Seu Manoel e a videira

Seu Manoel tinha vindo do Norte de Minas fazia já alguns meses. Morava de aluguel com sua velha e duas filhas solteironas. Nenhum deles havia arranjado emprego, vindos das lavouras de café para um pólo industrial não tinham qualificação para o tipo de trabalho que a cidade oferecia. Ficávamos, os vizinhos, a socorrer-lhes as necessidades com nossos parcos recursos. O velho, muito digno aceitava contrafeito o adjutório.

Tinha, Seu Manoel, uma cultura de subserviência, sua humildade e mansidão eram desconcertantes. _ Sim, sinhô, seu Carlim! _Não Sinhô, seu Carlim!
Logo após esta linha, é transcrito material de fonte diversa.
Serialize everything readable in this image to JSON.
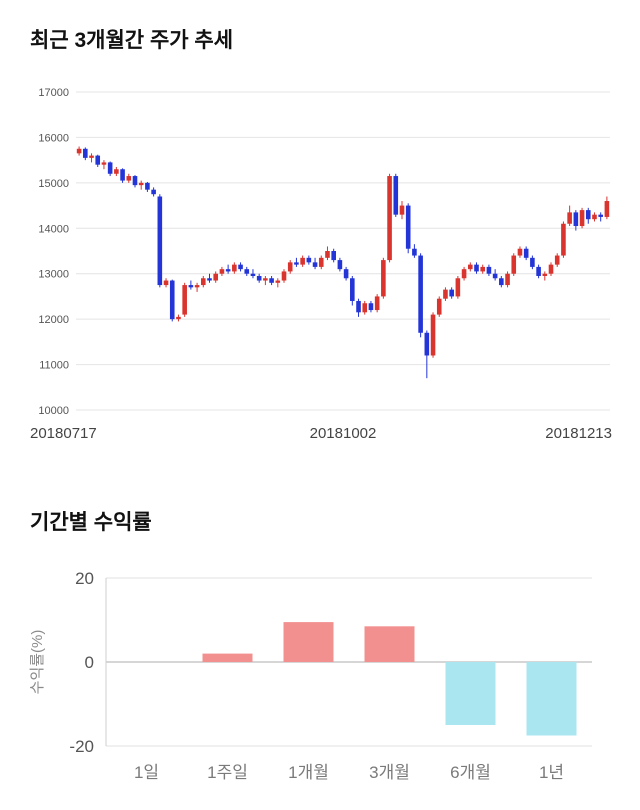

Tentava ser prestativo, mas sua falta de habilidade acabava sempre tornando suas boas intenções em verdadeiros desastres.

Eu tinha em meu pequeno quintal um pé de uvas em formação, de poucos meses, mas que já reclamava uma parreira onde pudesse lançar sua linda ramagem, minha mulher vivia me cobrando uma atitude com relação a isso. Outro problema que urgia era uma limpeza no pequeno retalho de terra que ousávamos chamar de quintal e onde o mato teimava em crescer. Pois um dia o Seu Manoel passando por minha casa ofereceu-se para carpir o dito quintalzinho. Minha mulher adorou a idéia. Passei as instruções ao gentil camarada:

_ Já que o senhor está disposto, limpe o quintal e faça uma parreira para o pé de uvas.

_ Sim sinhô, Seu Carlim!

Deixamos com ele as ferramentas e materiais necessários e fomos para o trabalho. Quando chegamos à tarde Seu Manoel havia terminado a tarefa. O quintal parecia maior. Irrepreensivelmente limpo. a parreira tinha ficado ótima, do jeito que eu tinha imaginado. Daria para fazer um banquinho de tábua ali debaixo para a gente se abrigar nas tardes de calor mas...

_ Cadê o pé de uvas, Seu Manoel?

_ Qualé pé de uva, Seu Carlim?

_ Aquele lindão que estava ali, para o qual o senhor fez esta excelente parreira. Lembra-se?

_ Uai, Seu Carlim. Eu inté lembro, sô. Mas o senhor deu orde pra eu capinar tudo.

_ Mas, Seu Manoel. Se fosse para cortar a pequena videira, pra que fazer uma parreira?

_ Foi o que eu pessei tamém, Seu Carlim! Mas orde é orde, né?

Bem! Ordem é ordem! Fazer o quê? Depois que minha mulher deramou uma lágrima furtiva pelo finado pezinho de uvas, ela e eu demos boas risadas olhando a bela parreira inútil.